De Marco Polo a Colón, de Ulises a Magallanes, la idea del viaje nos seduce. Seduce más si se vive en una isla, cuerpo de tierra desde donde es tan fácil confundir la frontera líquida con la cárcel del alma y el cuerpo, límite de sueños, aspiraciones y deseos. Izar velamen o abrir alas es hoy parte de ese «sentido común» que convierte al movimiento de cuerpos de un lugar a otro —de un país a otro— en una necesidad tan vital como respirar. Viajar es ahora un fin y nunca un medio.

No podemos estarnos quietos ni amarrados, y si no abordamos un avión —o una balsa de troncos, lo mismo da— sentimos morir en vida. Algo, muy imperativo, nos dice muévete o pereces: la quietud se parece tanto a la muerte que es la muerte misma.

Quienes no se mueven, —o no quieren moverse, o creen poder respirar sin trasladarse de un lugar a otro (de un país a otro)— están enfermos, son locos o muy peligrosos.

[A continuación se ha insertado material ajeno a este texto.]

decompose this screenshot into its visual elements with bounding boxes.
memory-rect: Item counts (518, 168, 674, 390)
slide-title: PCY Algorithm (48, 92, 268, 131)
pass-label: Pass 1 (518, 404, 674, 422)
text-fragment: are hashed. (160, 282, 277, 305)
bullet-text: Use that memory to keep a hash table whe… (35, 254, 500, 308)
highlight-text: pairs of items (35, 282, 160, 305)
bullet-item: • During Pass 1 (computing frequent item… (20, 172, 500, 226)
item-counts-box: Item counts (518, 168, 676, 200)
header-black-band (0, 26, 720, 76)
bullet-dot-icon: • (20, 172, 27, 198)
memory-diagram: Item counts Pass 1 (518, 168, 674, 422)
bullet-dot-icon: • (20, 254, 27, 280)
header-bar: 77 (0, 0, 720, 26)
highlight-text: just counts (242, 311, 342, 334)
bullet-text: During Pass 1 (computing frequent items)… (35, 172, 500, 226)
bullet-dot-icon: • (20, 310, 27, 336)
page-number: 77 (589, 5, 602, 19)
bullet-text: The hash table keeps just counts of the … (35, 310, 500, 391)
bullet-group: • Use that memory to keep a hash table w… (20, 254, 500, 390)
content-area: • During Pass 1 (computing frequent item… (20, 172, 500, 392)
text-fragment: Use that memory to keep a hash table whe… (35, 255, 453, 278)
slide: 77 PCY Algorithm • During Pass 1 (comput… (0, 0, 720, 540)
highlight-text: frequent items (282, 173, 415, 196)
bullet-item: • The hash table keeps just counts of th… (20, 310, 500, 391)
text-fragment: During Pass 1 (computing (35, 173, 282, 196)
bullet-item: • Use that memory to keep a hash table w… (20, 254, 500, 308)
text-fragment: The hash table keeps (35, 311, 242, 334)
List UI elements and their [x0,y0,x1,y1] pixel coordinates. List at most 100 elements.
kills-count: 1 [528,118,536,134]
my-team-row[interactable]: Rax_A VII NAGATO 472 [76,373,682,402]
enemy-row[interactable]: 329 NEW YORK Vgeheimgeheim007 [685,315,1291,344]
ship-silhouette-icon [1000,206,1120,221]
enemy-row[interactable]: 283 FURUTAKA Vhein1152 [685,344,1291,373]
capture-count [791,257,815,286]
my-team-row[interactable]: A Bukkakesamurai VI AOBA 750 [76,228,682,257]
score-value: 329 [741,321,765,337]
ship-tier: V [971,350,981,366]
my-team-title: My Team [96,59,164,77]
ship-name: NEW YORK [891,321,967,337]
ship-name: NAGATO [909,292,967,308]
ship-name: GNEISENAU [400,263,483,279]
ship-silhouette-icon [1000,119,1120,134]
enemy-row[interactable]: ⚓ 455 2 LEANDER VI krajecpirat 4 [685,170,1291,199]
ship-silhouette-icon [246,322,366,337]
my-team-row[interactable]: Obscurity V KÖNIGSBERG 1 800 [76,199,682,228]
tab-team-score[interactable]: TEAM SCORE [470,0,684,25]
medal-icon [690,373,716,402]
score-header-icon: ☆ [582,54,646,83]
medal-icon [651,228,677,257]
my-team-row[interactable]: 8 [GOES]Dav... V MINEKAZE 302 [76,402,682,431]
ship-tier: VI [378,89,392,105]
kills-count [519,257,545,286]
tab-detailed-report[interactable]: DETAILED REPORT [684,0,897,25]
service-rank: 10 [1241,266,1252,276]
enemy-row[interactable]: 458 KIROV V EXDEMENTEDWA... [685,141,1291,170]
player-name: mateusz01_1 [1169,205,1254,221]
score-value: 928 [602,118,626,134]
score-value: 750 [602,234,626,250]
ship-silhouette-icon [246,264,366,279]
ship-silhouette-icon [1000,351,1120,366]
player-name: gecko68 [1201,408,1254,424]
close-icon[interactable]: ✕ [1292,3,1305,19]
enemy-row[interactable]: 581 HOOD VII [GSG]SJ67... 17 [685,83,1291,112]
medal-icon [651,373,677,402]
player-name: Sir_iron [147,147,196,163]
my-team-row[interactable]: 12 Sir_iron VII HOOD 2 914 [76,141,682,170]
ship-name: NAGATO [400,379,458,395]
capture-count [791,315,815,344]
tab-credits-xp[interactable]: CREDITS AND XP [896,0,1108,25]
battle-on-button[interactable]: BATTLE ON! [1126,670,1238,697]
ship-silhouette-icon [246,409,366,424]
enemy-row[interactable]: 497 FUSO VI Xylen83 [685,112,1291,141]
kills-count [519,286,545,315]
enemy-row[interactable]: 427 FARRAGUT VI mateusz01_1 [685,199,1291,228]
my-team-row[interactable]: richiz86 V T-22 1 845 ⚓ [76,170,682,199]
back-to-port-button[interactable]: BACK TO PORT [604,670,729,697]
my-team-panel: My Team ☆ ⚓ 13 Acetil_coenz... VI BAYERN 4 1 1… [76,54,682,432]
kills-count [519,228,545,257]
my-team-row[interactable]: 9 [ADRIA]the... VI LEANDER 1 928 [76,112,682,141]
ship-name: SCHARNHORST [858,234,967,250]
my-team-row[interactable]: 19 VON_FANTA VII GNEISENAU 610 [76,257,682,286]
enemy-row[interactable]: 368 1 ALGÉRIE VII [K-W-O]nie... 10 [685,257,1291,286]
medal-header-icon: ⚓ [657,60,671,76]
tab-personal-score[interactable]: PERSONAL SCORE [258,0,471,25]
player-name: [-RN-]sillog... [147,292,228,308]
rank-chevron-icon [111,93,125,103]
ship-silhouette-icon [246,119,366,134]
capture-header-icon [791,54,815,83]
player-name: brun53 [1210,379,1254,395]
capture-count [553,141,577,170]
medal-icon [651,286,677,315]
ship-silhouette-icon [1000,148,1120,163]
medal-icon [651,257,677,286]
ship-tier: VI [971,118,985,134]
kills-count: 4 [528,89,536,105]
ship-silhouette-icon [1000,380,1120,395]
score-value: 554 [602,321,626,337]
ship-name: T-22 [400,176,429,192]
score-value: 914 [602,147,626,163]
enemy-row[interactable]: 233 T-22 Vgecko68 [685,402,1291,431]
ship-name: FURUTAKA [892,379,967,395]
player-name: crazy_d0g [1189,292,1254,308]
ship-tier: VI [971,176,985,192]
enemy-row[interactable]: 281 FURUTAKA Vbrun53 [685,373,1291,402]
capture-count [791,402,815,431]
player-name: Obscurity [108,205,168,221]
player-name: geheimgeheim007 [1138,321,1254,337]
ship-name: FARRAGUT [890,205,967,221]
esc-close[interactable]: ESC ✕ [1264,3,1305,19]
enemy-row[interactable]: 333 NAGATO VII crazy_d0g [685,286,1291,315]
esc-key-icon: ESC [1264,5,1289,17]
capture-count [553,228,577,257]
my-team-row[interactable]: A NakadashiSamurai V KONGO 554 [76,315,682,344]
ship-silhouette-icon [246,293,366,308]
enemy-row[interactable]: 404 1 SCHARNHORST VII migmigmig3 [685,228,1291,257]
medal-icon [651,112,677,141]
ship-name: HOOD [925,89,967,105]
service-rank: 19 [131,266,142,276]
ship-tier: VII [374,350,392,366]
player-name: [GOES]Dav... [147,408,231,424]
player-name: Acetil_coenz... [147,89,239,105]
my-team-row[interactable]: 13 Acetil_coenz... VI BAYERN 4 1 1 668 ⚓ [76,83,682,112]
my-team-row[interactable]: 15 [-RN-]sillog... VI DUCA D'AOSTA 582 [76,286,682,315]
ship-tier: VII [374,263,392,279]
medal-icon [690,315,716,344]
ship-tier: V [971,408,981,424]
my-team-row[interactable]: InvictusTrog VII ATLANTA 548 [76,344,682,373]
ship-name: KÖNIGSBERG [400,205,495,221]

Lo cierto es que los viajes de hoy —y los sueños de viajes, el deseo puro y vacío del traslado— son muy diferentes a los grandes referentes citados al principio. Mal que nos pese, ya nadie va a ensanchar el mundo descubriendo orientes mágicos; nadie tropezará —de casualidad o no— con una nueva mitad de planeta (ya no queda por revisar ni un metro cuadrado, ni un palmo, nada). A nadie le importa ya saber si el mundo es redondo como una naranja o liso como un espejo, ni encontrar rutas nuevas para navegar de un océano a otro. Nadie quiere regresar a casa, donde amores, hijos y lechos cálidos esperan.

El viaje de hoy es casi el mismo para todos. Como los insectos, se va hacia una lumbre que quema y mata —hay muchas formas de matar a un insecto, y muchas más de matar a a un hombre—. Una luz que solo es eso, luz, aburrida como todo lo que es único.

Estarse quieto, aferrado a una minúscula porción de mundo, es civilizatorio, progre, revolucionario. Parece tonto, suicida y hasta inmoral, pero tal postura (como la de los camaleones que toman el sol por horas) es una manera de propiciar que las cosas —y gentes— que se deben mover puedan hacerlo. Debemos quedarnos sentados, esperando, para que el mundo, ahora detenido, pueda volver a moverse.